In the research paper, I show that an informed trader having a choice of execution on a dominant and satellite exchange (both lit), prefers improving the best bid/ask on satellite exchange, followed by improving best bid/ask on dominant exchange, followed by crossing the bid-ask spread on dominant exchange. This is similar to the informed trader behaviour predicted by the Pecking Order Hypothesis for dark pools. However, on consolidation of clearing, improving bid/ask on satellite exchange becomes costlier considering narrower spreads for the same likelihood of matching with incoming market orders (better execution price for consuming liquidity means worse execution price for providing liquidity). Thus, the execution preference for the informed trader changes from satellite exchange to dominant exchange as cost of arbitrage is reduced by clearing consolidation.

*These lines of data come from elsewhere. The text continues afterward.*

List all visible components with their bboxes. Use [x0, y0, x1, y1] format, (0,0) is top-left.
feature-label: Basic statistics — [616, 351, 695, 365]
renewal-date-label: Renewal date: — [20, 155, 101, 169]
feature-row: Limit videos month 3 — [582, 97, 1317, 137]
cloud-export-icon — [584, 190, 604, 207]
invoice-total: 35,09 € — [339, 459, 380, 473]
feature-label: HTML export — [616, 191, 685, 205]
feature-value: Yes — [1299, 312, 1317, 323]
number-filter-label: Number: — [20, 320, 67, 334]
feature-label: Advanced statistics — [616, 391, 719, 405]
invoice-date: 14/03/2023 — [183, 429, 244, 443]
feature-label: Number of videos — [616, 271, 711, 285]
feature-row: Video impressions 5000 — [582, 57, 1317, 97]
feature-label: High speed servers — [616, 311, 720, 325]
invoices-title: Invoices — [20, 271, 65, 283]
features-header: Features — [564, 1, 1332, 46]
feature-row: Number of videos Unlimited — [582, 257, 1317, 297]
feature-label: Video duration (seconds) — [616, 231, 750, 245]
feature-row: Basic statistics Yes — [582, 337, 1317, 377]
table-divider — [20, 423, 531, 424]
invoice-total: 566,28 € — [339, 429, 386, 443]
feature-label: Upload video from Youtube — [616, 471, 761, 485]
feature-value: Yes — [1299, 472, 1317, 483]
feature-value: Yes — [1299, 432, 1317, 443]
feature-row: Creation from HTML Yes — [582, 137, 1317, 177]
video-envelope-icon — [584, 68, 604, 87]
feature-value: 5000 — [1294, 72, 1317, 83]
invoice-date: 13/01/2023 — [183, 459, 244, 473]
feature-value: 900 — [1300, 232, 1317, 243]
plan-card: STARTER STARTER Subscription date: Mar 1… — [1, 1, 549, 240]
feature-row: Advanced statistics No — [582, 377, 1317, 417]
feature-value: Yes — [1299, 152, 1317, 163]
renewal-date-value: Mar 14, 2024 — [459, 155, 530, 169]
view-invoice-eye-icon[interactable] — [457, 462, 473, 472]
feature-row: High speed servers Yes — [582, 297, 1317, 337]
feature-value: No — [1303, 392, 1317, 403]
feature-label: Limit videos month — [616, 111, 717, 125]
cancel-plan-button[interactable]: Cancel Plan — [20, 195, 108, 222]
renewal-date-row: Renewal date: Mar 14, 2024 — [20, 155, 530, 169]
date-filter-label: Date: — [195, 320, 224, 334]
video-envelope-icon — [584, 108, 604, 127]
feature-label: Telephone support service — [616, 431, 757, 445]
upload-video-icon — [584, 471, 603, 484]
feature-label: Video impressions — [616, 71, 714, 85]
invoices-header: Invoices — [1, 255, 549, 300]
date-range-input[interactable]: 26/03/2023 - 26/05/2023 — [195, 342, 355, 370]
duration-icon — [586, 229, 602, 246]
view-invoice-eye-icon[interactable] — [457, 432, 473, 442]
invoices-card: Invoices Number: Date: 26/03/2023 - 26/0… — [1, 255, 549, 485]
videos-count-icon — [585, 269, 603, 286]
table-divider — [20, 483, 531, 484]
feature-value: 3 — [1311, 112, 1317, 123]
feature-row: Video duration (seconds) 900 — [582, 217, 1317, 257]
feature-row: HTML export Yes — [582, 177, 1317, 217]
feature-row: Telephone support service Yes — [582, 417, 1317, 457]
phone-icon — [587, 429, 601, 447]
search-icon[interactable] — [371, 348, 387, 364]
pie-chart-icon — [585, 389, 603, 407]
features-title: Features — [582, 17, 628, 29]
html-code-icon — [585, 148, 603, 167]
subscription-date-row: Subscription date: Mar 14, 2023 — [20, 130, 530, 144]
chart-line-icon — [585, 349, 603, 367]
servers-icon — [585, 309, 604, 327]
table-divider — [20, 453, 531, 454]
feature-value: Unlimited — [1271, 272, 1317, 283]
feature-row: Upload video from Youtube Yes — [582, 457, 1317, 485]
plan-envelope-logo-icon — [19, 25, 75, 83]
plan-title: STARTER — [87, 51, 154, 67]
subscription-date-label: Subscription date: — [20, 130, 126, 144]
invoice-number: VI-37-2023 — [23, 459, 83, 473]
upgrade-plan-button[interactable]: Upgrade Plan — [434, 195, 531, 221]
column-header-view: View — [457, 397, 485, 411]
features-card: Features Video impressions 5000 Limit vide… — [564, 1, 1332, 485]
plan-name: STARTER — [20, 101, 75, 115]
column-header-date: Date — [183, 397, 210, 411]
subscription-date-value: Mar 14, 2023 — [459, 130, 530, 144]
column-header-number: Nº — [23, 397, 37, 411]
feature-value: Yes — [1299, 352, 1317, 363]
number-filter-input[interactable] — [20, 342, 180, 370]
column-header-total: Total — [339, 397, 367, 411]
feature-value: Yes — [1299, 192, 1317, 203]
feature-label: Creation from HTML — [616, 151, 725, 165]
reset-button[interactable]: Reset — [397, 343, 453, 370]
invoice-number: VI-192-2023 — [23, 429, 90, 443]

I tested the predictions of the theoretical model on market data surrounding implementation of interoperability in India. As predicted, clearing consolidation leads to greater preference of informed traders for the dominant exchange (measured using execution of bulk deals in regular order book), leading to reduction in the expected execution price of informed and uninformed traders. As a consequence of the change in the execution strategy of informed traders, the market-wide best buy/sell spreads become narrower, and prices become more informative. These improvements are at the cost of reduction in trading volumes on satellite exchange where liquidity provision is increasingly done by arbitrage traders.
Policy implications
It may appear that the results indicate that market quality is improved on consolidation of clearing – but its not necessarily the case. Consolidation of clearing leads to more concentration of trading in the dominant exchange, more specifically higher execution by informed traders in a common trading venue. Following the Natural Monopoly argument for exchanges, as greater number of traders come together on the same exchange, informativeness of prices increases and adverse selection of uninformed traders reduces. Clearing consolidation lowers fragmentation of trading, and reduced fragmentation of trading improves market quality.
This observation points out a concern about simultaneously pursuing clearing consolidation and promoting trading venue competition as public policy objectives. These will be at odds with each other – consolidation of clearing can trigger consolidation of trading of a given asset in a single venue and having multiple alternative venues for the same product may not be viable.
Disclaimer:
The views, thoughts and opinions contained in this Focus article belong solely to the author and do not necessarily reflect the WFE’s policy position on the issue, or the WFE’s views or opinions.